Note that even if you are not able to attend mass, you should try to observe the Sabbath by reading the scripture, meditating and spending time in prayer.
Is It A Sin If You Miss Mass When Traveling?
The Precepts of the Church do not allow missing mass because you are away from your home parish. No matter where you are, you are supposed to attend mass at the nearest church.
Of course, this is not always possible.
Say you’ve gone on holiday or a business trip and realized there’s no church in the area. In that case, it’s not a sin to miss mass since you’ve not done it deliberately.
But if you miss church because you’ve gone for brunch, then that’s a sin.
To avoid even the hint of sin, make every effort to attend mass whether you are at home or away. If you can, select destinations that have a Catholic church nearby.

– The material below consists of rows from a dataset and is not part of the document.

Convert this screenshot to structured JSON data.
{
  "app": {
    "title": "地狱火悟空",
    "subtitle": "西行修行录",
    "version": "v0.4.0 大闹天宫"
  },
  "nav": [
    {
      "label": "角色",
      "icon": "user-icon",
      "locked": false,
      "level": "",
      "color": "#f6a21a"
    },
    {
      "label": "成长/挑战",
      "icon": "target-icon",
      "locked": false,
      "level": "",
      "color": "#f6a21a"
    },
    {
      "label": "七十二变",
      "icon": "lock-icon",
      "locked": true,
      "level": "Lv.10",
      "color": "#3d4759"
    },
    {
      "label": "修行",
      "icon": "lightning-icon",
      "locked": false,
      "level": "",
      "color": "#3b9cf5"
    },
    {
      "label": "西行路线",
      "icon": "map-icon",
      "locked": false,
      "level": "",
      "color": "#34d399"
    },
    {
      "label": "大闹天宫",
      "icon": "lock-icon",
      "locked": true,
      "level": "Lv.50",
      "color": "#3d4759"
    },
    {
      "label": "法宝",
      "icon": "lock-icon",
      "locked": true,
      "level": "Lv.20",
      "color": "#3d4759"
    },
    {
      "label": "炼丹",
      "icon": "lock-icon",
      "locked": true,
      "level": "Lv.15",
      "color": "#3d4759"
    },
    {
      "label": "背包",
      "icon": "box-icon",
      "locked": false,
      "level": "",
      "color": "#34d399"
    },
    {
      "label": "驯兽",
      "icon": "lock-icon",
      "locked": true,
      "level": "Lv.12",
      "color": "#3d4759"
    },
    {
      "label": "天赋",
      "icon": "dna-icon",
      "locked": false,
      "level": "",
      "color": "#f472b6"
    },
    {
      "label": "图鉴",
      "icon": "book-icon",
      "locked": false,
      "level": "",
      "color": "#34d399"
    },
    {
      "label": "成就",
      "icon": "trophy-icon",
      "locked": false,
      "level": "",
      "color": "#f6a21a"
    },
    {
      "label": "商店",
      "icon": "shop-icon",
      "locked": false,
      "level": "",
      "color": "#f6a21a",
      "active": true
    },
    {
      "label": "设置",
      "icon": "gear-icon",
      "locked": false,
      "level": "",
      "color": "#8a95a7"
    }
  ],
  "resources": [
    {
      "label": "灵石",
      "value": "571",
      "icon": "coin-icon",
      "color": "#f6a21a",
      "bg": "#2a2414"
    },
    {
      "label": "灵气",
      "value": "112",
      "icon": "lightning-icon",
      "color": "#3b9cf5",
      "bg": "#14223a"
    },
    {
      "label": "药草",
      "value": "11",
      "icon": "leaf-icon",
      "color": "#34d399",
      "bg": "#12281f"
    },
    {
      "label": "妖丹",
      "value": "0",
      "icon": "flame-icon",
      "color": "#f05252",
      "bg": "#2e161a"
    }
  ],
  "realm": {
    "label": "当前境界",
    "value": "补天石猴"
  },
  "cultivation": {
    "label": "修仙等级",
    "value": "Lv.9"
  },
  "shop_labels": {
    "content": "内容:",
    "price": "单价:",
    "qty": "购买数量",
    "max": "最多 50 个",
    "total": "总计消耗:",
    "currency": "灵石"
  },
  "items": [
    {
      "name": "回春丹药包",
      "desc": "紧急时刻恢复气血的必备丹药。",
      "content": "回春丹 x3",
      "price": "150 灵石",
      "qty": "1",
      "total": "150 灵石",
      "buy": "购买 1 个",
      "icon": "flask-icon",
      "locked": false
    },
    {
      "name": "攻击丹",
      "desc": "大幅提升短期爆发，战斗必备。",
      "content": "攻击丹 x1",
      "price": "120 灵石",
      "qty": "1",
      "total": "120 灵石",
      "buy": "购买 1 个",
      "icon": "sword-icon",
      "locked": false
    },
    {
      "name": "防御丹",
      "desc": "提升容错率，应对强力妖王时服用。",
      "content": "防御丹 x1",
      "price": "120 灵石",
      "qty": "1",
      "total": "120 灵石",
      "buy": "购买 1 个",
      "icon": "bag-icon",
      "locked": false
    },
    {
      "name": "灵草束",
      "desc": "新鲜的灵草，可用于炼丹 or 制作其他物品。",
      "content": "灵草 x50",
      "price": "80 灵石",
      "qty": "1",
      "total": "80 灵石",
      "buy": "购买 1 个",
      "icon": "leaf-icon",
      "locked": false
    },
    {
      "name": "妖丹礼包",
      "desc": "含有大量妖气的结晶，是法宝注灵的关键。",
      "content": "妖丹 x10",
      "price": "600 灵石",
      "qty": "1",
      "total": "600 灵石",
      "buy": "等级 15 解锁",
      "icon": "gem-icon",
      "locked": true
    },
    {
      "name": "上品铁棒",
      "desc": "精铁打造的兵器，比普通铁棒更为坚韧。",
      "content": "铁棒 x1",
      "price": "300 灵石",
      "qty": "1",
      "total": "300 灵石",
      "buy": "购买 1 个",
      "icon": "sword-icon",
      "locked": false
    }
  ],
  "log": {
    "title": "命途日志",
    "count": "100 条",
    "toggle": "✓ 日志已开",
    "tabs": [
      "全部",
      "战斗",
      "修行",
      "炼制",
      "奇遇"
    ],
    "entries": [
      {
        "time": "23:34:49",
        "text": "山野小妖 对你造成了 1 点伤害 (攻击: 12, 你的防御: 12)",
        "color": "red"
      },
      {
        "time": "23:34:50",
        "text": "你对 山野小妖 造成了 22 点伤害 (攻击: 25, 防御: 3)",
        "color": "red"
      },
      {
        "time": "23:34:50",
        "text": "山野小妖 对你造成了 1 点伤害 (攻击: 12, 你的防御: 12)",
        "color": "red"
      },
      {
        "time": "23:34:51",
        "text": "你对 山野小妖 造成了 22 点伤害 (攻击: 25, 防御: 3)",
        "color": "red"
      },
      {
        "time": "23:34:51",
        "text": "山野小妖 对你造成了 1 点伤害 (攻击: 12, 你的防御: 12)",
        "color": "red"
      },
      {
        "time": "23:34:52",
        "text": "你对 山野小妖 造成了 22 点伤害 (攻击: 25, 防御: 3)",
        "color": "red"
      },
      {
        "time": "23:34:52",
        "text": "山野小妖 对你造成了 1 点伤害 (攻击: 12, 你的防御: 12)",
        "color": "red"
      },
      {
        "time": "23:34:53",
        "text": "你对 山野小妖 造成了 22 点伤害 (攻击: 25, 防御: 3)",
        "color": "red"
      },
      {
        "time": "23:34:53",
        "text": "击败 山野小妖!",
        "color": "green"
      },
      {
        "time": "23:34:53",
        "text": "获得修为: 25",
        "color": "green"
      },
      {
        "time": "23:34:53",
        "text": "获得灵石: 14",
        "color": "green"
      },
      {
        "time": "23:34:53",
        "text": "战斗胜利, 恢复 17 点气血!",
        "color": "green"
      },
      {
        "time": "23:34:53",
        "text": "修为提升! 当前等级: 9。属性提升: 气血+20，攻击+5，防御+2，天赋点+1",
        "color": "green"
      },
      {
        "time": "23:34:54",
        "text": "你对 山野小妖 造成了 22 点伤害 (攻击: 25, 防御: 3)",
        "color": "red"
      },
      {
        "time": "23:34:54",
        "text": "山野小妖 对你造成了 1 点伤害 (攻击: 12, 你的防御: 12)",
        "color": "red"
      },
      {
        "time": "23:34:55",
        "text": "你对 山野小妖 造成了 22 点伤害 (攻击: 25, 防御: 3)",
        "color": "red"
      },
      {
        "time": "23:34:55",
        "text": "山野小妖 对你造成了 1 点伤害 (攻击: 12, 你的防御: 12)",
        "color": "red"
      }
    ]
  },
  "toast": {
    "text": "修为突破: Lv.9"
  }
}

Does TV or Online Mass Fulfill Sunday Obligation?
Some faithfuls will deliberately miss mass at the parish and instead attend a virtual mass online while at home or watch a mass broadcast on TV.
Unless you have a valid reason for staying home (illness, caring for someone, weather etc.) or the priest has issued a dispensation, watching mass on TV or attending mass online doesn’t fulfill your Sunday obligation.
You’ll be committing a mortal sin by not going to mass. Mass involves physically going to church to commune with fellow believers.
But if there’s a reason you can’t go to mass, it’s actually a good idea to watch a mass service online or on TV to help you connect with God.